Bases: contextual_robustness.base._BaseContextualRobustness

Class for ContextualRobustness ‘Formal Verification’ analysis

Parameters
  • model_path (str, optional) – Path to saved tensorflow model. Defaults to ‘’.

  • model_name (str, optional) – Name of model. Defaults to ‘’.

  • model_args (dict, optional) – Args passed to Marabou to load network. Defaults to dict().

  • X (np.array, optional) – The images. Defaults to np.array([]).

  • Y (np.array, optional) – Labels for images (onehot encoded). Defaults to np.array([]).

  • sample_indexes (list[int], optional) – List of indexes to test from X. Defaults to [].

  • transform_fn (callable, optional) – The image transform function (required args: x, epsilon). Defaults to lambda x:x.

  • transform_args (dict, optional) – Additional arguments passed to transform_fn. Defaults to dict().

  • transform_name (str, optional) – Name of transform. Defaults to ‘’.

  • eps_lower (float, optional) – Min possible epsilon. Defaults to 0.0.

  • eps_upper (float, optional) – Max possible epsilon. Defaults to 1.0.

  • eps_interval (float, optional) – Step size between possible epsilons. Defaults to 0.002.

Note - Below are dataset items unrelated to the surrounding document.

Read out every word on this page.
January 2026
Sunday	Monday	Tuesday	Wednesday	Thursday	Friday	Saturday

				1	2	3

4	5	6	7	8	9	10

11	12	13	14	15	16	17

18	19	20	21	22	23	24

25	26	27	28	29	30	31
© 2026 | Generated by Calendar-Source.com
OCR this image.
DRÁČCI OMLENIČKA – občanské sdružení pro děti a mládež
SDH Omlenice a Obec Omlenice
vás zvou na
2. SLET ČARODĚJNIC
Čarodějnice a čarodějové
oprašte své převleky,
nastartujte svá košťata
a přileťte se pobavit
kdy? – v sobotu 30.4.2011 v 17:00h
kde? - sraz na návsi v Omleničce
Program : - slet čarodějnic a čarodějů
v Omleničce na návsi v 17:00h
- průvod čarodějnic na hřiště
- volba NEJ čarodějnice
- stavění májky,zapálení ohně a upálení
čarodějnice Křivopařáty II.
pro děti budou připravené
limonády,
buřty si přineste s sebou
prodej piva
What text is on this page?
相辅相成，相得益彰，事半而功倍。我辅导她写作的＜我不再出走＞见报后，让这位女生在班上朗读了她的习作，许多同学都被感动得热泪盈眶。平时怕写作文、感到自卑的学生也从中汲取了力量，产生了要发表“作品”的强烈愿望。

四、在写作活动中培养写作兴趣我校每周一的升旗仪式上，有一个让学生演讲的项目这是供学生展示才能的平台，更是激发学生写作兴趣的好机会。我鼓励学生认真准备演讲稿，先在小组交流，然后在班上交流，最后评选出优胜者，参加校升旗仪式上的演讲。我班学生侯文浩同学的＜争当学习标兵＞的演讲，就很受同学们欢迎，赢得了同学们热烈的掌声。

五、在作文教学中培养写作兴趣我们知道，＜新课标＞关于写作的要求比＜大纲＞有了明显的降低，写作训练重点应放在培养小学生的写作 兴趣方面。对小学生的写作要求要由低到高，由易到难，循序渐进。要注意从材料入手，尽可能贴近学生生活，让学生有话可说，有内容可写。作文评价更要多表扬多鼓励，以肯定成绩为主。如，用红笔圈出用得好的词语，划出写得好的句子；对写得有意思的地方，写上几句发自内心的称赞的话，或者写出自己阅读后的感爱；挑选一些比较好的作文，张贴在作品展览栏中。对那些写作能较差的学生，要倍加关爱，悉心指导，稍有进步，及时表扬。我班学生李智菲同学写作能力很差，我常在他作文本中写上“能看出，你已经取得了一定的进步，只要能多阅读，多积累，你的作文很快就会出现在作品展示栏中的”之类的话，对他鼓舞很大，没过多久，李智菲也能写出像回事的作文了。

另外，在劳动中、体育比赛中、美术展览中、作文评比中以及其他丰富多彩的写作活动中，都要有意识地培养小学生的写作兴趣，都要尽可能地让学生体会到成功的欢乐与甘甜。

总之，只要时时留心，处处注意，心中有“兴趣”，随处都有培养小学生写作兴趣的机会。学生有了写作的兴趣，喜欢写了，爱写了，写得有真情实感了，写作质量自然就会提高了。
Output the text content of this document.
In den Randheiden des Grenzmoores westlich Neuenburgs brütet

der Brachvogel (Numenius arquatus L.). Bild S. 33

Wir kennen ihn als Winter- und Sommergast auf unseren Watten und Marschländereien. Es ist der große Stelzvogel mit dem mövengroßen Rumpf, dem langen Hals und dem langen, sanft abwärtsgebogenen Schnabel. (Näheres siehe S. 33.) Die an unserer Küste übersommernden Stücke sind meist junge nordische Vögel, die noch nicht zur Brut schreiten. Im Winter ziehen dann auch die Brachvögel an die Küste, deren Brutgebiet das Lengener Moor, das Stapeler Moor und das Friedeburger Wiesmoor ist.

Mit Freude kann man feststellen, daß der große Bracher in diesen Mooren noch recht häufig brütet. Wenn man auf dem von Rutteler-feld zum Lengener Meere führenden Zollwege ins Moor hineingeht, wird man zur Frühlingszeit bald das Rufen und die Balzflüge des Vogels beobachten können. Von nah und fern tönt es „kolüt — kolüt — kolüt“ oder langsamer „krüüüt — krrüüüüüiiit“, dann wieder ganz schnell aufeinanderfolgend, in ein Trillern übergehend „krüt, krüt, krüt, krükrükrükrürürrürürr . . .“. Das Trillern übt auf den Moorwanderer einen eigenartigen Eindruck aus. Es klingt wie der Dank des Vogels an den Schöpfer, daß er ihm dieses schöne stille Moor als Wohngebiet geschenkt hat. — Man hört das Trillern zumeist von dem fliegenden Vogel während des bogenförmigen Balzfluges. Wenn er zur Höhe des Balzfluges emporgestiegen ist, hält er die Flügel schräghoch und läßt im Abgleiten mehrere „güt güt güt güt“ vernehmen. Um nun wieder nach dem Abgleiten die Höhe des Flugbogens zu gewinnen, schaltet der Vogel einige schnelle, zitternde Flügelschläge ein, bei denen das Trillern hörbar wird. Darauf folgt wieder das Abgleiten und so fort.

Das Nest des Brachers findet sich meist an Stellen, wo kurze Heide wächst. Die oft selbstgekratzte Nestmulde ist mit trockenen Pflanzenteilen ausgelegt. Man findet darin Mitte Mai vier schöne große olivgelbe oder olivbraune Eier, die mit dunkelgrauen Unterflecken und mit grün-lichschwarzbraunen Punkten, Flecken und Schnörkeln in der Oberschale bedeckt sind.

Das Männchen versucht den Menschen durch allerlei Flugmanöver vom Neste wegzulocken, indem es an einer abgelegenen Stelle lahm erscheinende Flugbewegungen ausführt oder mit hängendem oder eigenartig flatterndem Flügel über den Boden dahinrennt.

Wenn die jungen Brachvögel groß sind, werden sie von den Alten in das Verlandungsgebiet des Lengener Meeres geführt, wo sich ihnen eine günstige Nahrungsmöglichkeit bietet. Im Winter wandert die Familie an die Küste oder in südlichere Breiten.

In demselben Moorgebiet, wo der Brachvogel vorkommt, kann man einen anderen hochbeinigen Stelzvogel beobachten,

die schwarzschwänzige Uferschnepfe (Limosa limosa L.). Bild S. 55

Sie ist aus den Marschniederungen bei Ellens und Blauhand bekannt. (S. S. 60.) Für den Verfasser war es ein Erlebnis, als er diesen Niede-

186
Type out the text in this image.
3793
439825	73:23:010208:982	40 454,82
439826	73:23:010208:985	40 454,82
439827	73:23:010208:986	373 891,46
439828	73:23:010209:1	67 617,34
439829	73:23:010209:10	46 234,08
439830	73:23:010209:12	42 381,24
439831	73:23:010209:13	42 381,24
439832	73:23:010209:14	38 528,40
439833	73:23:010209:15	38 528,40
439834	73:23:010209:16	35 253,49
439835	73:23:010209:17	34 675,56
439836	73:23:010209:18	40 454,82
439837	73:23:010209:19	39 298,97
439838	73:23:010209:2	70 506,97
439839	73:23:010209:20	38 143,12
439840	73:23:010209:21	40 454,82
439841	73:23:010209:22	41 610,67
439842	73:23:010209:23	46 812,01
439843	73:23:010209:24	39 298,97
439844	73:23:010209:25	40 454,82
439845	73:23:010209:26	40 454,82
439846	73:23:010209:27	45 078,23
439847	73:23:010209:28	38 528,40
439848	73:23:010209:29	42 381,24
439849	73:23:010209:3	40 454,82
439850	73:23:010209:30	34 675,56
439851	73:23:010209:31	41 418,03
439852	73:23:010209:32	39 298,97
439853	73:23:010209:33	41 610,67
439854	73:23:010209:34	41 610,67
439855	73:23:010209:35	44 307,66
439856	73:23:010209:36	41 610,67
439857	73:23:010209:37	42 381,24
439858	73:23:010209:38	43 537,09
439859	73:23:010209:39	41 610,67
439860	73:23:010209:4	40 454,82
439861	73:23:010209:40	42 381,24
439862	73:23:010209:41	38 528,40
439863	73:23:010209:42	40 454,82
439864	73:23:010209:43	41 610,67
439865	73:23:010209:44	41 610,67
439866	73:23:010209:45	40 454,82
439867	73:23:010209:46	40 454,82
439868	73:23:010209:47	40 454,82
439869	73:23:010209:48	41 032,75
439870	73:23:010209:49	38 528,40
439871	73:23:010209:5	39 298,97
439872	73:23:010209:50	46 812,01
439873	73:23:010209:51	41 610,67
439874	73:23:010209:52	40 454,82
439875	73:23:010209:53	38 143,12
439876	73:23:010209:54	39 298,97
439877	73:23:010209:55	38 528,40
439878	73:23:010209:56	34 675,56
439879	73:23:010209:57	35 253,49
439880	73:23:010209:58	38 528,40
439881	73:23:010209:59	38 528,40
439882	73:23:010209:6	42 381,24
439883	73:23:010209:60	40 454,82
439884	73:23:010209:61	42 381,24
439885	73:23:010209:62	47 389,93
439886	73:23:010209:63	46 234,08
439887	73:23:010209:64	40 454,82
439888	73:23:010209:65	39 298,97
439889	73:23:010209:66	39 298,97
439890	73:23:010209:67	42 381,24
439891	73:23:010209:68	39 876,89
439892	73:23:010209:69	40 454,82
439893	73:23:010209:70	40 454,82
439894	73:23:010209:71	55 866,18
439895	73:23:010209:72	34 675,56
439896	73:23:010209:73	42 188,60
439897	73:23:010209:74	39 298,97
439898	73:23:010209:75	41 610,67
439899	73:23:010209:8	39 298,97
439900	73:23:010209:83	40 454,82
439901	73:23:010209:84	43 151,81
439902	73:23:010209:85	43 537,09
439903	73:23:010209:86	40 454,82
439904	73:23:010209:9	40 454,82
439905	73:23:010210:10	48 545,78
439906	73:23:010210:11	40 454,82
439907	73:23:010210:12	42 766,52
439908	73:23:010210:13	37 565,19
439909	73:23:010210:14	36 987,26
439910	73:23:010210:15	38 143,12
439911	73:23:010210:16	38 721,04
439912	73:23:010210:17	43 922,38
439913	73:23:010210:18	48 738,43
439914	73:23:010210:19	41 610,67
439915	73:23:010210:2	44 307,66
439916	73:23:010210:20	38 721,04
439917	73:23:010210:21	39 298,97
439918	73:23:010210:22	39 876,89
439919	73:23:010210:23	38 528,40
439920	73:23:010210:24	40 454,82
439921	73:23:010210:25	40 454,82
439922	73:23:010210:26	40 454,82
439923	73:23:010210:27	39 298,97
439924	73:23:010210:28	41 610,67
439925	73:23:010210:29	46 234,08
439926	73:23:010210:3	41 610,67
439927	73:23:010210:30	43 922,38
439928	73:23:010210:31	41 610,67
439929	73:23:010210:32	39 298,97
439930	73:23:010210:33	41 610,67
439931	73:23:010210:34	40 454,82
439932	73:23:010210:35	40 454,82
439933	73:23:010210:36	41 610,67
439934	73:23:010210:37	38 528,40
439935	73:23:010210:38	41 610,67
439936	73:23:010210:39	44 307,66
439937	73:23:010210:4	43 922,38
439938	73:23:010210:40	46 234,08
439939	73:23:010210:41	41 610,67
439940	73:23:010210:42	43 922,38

  • marabou_options (dict, optional) – Additional MarabouOptions. Defaults to dict(verbosity=0).

  • verbosity (int, optional) – Amount of logging (0-4). Defaults to 0.

Returns

the ContextualRobustnessFormal object

Return type

ContextualRobustness

property accuracy

Gets the accuracy (optionally for a single class using “get_accuracy”)

Parameters

class_index (int, optional) – Index of class to get accuracy for. Defaults to None.

Returns

Accuracy of model on the samples (for a particular class if class_index is supplied)

Return type

float

analyze(epsilons_outpath: str = './epsilons.csv', counterexamples_outpath: str = './counterexamples.p')ContextualRobustness

Run analysis on the model & transform; Generates results csv and counterexamples pickle.

Parameters
  • epsilons_outpath (str, optional) – Path to csv file containing results. Defaults to ‘./epsilons.csv’.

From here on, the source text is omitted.